-
Notifications
You must be signed in to change notification settings - Fork 2
映射示例(Mapping Examples)
Yvette Han edited this page May 28, 2021
·
1 revision
以下例子为基本的映射。输入数据有两个字段:标题(title)和文本(text)。我们想要将title索引为关键字(keyword),并将text索引为bm25。
{
"mappings": {
"title": [
{
"targetFieldName": "title",
"type": "keyword",
"configs": []
}
],
"text": [
{
"targetFieldName": "text",
"type": "text",
"configs": [
{
"key": "lang",
"value": "zh"
},
{
"key": "index",
"value": "bm25"
}
]
}
]
},
"index_id":"media"
}
但是,当我们使用以上映射进行索引时,查询将包含bm25和title的结果,结果将类似于以下内容,该文本字段具有用于BM25搜索的标记化文本。
"ranks": [
{
"_source": {
"text": "尊敬/的/全国/国政/政协/全国政协/副/主席/刘新成/先生/,/\r\n/\r\n/ / / / /尊敬/的/江西/政府/江西省/省政府/江西省政府/易炼/红/省长/,/\r\n/\r\n/ / / / /尊敬/的/江西/江西省/政协/姚增科/主席/,/\r\n/\r\n/ / / / /尊敬/的/各位/来宾/,/女士/女士们/、/先生/们/、/朋友/们/:/\r\n/\r\n/ / / / /大家/上午/好/!/\r\n/\r\n/ / / / /今天/,/我们/又/一次/相聚/瓷都/,/举办/2020/中国/景德镇/国际/陶瓷/博览/博览会/,/这是/千年/瓷都/景德镇/重振/辉煌/的/金字/招牌/金字招牌/和/重大/平台/,/必将/为/景德镇/陶瓷/文化/传承/保护/、/创新/发展/注入/动力/新动力/、/续写/新篇/篇章/新篇章/。
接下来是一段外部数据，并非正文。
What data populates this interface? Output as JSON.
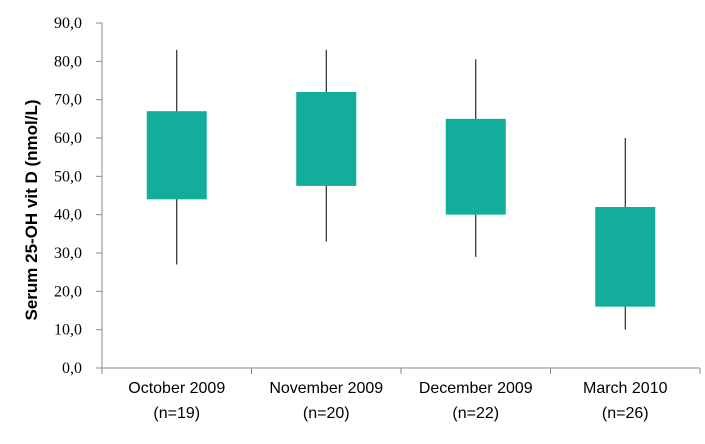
{
  "chart_data": {
    "type": "box",
    "ylabel": "Serum 25-OH vit D (nmol/L)",
    "xlabel": "",
    "ylim": [
      0,
      90
    ],
    "yticks": [
      "0,0",
      "10,0",
      "20,0",
      "30,0",
      "40,0",
      "50,0",
      "60,0",
      "70,0",
      "80,0",
      "90,0"
    ],
    "grid": false,
    "box_color": "#12ad9b",
    "whisker_color": "#000000",
    "categories": [
      {
        "line1": "October 2009",
        "line2": "(n=19)",
        "min": 27,
        "q1": 44,
        "q3": 67,
        "max": 83
      },
      {
        "line1": "November 2009",
        "line2": "(n=20)",
        "min": 33,
        "q1": 47.5,
        "q3": 72,
        "max": 83
      },
      {
        "line1": "December 2009",
        "line2": "(n=22)",
        "min": 29,
        "q1": 40,
        "q3": 65,
        "max": 80.5
      },
      {
        "line1": "March 2010",
        "line2": "(n=26)",
        "min": 10,
        "q1": 16,
        "q3": 42,
        "max": 60
      }
    ]
  }
}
/本届/瓷/博会/一如/既往/一如既往/地/得到/国家/有关/国家有关/部委/、/社会/各界/社会各界/和/众多/品牌/企业/的/大力/支持/大力支持/。/尤其/是/全国/国政/政协/全国政协/副/主席/、/民进/中央/民进中央/常务/常务副/主席/刘新成/先生/亲临/今天/的/开幕/开幕式/,/让/我们/倍受/鼓舞/倍受鼓舞/。/在/此/,/让/我们/用/热烈/的/掌声/对/各位/领导/和/嘉宾/的/到来/,/表示/诚挚/的/欢迎/和/衷心/的/感谢/!",
"title": "2020中国景德镇国际 陶瓷博览会开幕式主持词",
"_uid": "7199693360468429045",
"_doc_id": "60335d2d742df4bb8100bc36"
},
"score": 10.86544
}, ...
因此,为了解决这个问题。我们可以如下定义映射:
{
"mappings": {
"title": [
{
"targetFieldName": "title",
"type": "keyword",
"configs": []
}
],
"text": [
{
"targetFieldName": "text",
"type": "keyword",
"configs": [
]
},
{
"targetFieldName": "text_bm25",
"type": "text",
"configs": [
{
"key": "lang",
"value": "zh"
},
{
"key": "index",
"value": "bm25"
}
]
}
]
},
"index_id":"media"
}
这里的源字段(source field)有两个目标字段(target fields):text和text_bm25。 一个用于关键字,另一个用于bm25搜索。我们可以进行以下搜索
POST http://{R2BASE_URL}/r2base/v1/search/{index_id}/query
BODY {"query":{"match": {"text_bm25": "hi"}}
{
"mappings":
{
"title": [
{
"targetFieldName": "title",
"type": "keyword",
"configs": []
}
],
"text": [
{
"targetFieldName": "text",
"type": "keyword",
"configs": []
},
{
"targetFieldName": "tss",
"type": "term_score",
"configs": [
{
"key": "encoder_id",
"value": "bert-base-uncase-ti-log-max-320head-snm"
}
]
}
]
},
"index_id":"media"
}
{
"mappings":
{
"title": [
{
"targetFieldName": "title",
"type": "keyword",
"configs": []
}
],
"text": [
{
"targetFieldName": "text",
"type": "keyword",
"configs": []
},
{
"targetFieldName": "text_bm25",
"type": "text",
"configs": [
{
"key": "index",
"value": "bm25"
},
{
"key": "lang",
"value": "en"
},
{
"key": "chunk_mode",
"value": {"lang":"en","size":4,"stride":2}
}
]
}
]
},
"index_id":"media"
}
当前,我们使用句子级分块(sentence level chunkcing)。 (我们将在以后提供单词级分块(word level chunking),size = 4和stride = 2, 表示每个分块有4个句子,步幅(stride)为2。例如,
# Original Input:
[{'text': 'Acadia University is a predominantly undergraduate university '
'located in Wolfville, Nova Scotia, Canada with some graduate '
"programs at the master's level and one at the doctoral level. The "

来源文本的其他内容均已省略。